A month has gone by since the last earnings report for Genworth Financial (GNW - Free Report) . Shares have lost about 17.8% in that time frame, underperforming the S&P 500.
Will the recent negative trend continue leading up to its next earnings release, or is Genworth Financial due for a breakout? Before we dive into how investors and analysts have reacted as of late, let's take a quick look at the most recent earnings report in order to get a better handle on the important catalysts.
Genworth Financial Q4 Earnings Miss, Revenues Beat
Genworth Financial incurred fourth-quarter 2018 adjusted operating loss of 58 cents per share against the Zacks Consensus Estimate of earnings of 24 cents and 65 cents earned in the year-ago quarter.
Total revenues of Genworth Financial were $2.1 billion, up 29.6% year over year. The top line beat the Zacks Consensus Estimate by 0.6%.
Net investment income grew 0.4% year over year to $815 million on higher investment yields, partially offset by lower variable investment income.
Total benefits and expenses increased 22.8% year over year to $2.4 billion, primarily owing to higher benefits and other changes in policy reserves and acquisition and operating expenses.
Full Year Highlights
Adjusted operating income of 36 cents per share for 2018 missed the Zacks Consensus Estimate of $1.18. The bottom line plunged 74% from 2017.
Operating revenues of $8.6 billion decreased 6.8% from 2017 but beat the Zacks Consensus Estimate by 0.2%
U.S. Mortgage Insurance: Adjusted operating income of $124 million soared nearly 67.6% year over year. Loss ratio improved 1500 basis points (bps) year over year to 7%.
Canada Mortgage Insurance: Adjusted operating income was $48 million, up 11.6% year over year. Loss ratio deteriorated 900 bps year over year to 18% from higher average reserves on delinquencies in Alberta.

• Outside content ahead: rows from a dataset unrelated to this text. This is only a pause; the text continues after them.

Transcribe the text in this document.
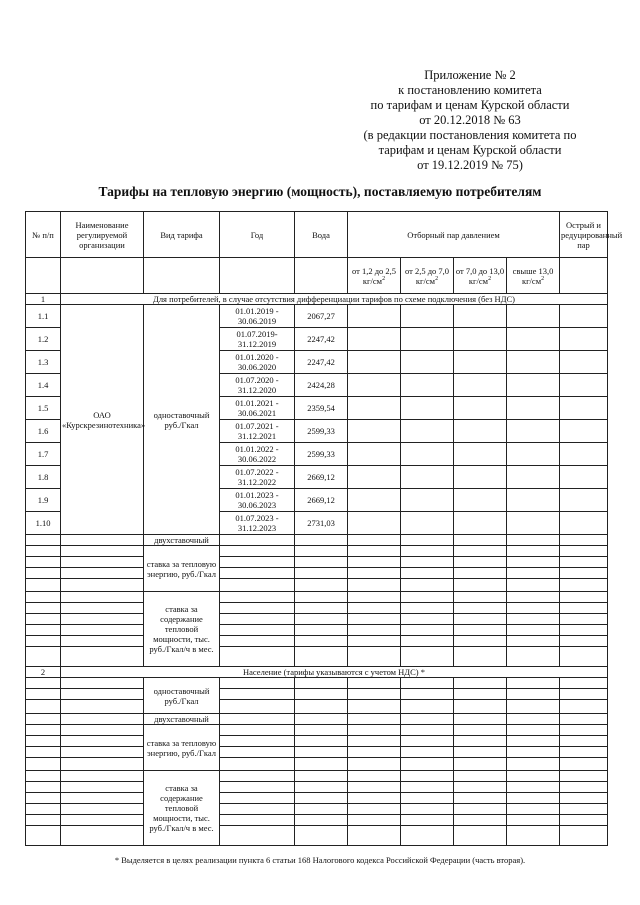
Приложение № 2
к постановлению комитета
по тарифам и ценам Курской области
от 20.12.2018 № 63
(в редакции постановления комитета по
тарифам и ценам Курской области
от 19.12.2019 № 75)
Тарифы на тепловую энергию (мощность), поставляемую потребителям
№ п/п	Наименование регулируемой организации	Вид тарифа	Год	Вода	Отборный пар давлением				Острый и редуцированный пар
					от 1,2 до 2,5 $кг/см^2$	от 2,5 до 7,0 $кг/см^2$	от 7,0 до 13,0 $кг/см^2$	свыше 13,0 $кг/см^2$	
1	Для потребителей, в случае отсутствия дифференциации тарифов по схеме подключения (без НДС)								
1.1	ОАО «Курскрезинотехника»	одноставочный руб./Гкал	01.01.2019 - 30.06.2019	2067,27					
1.2			01.07.2019- 31.12.2019	2247,42					
1.3			01.01.2020 - 30.06.2020	2247,42					
1.4			01.07.2020 - 31.12.2020	2424,28					
1.5			01.01.2021 - 30.06.2021	2359,54					
1.6			01.07.2021 - 31.12.2021	2599,33					
1.7			01.01.2022 - 30.06.2022	2599,33					
1.8			01.07.2022 - 31.12.2022	2669,12					
1.9			01.01.2023 - 30.06.2023	2669,12					
1.10			01.07.2023 - 31.12.2023	2731,03					
		двухставочный							
		ставка за тепловую энергию, руб./Гкал							

		ставка за содержание тепловой мощности, тыс. руб./Гкал/ч в мес.							

2	Население (тарифы указываются с учетом НДС) *								
		одноставочный руб./Гкал							

		двухставочный							
		ставка за тепловую энергию, руб./Гкал							

		ставка за содержание тепловой мощности, тыс. руб./Гкал/ч в мес.							

* Выделяется в целях реализации пункта 6 статьи 168 Налогового кодекса Российской Федерации (часть вторая).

Australia Mortgage Insurance: Adjusted operating income of $18 million rebounded from $125 million loss incurred in the year-ago period. Loss ratio was 29% compared with (7%) in the year-ago quarter.
U.S. Life Insurance: Adjusted operating loss was $425 million, wider than the year-ago loss of $69 million due to higher loss at Long Term Care Insurance, Life Insurance as well as Fixed Annuities.
Runoff: Adjusted operating loss was $2 million against earnings of $13 million in the year- ago quarter.
Corporate and Other: Adjusted operating loss was $54 million against $390 million earned in the year-ago quarter
Genworth Financial exited the quarter with cash, cash equivalents and invested assets of $73 billion, down 5.1% from the level at year-end 2017.
Long-term borrowings of Genworth Financial totaled $4 billion as of Dec 31, 2018, down 4.7% from 2017 end.
Book value per share (excluding accumulated other comprehensive income) was $20.78 as of Dec 31, 2018, down 0.2% from the year-ago quarter’s figure.
The deadline for the Genworth Financial and China Oceanwide Holdings Group merger has been extended to Mar 15.
How Have Estimates Been Moving Since Then?
Analysts were quiet during the last two month period as none of them issued any earnings estimate revisions.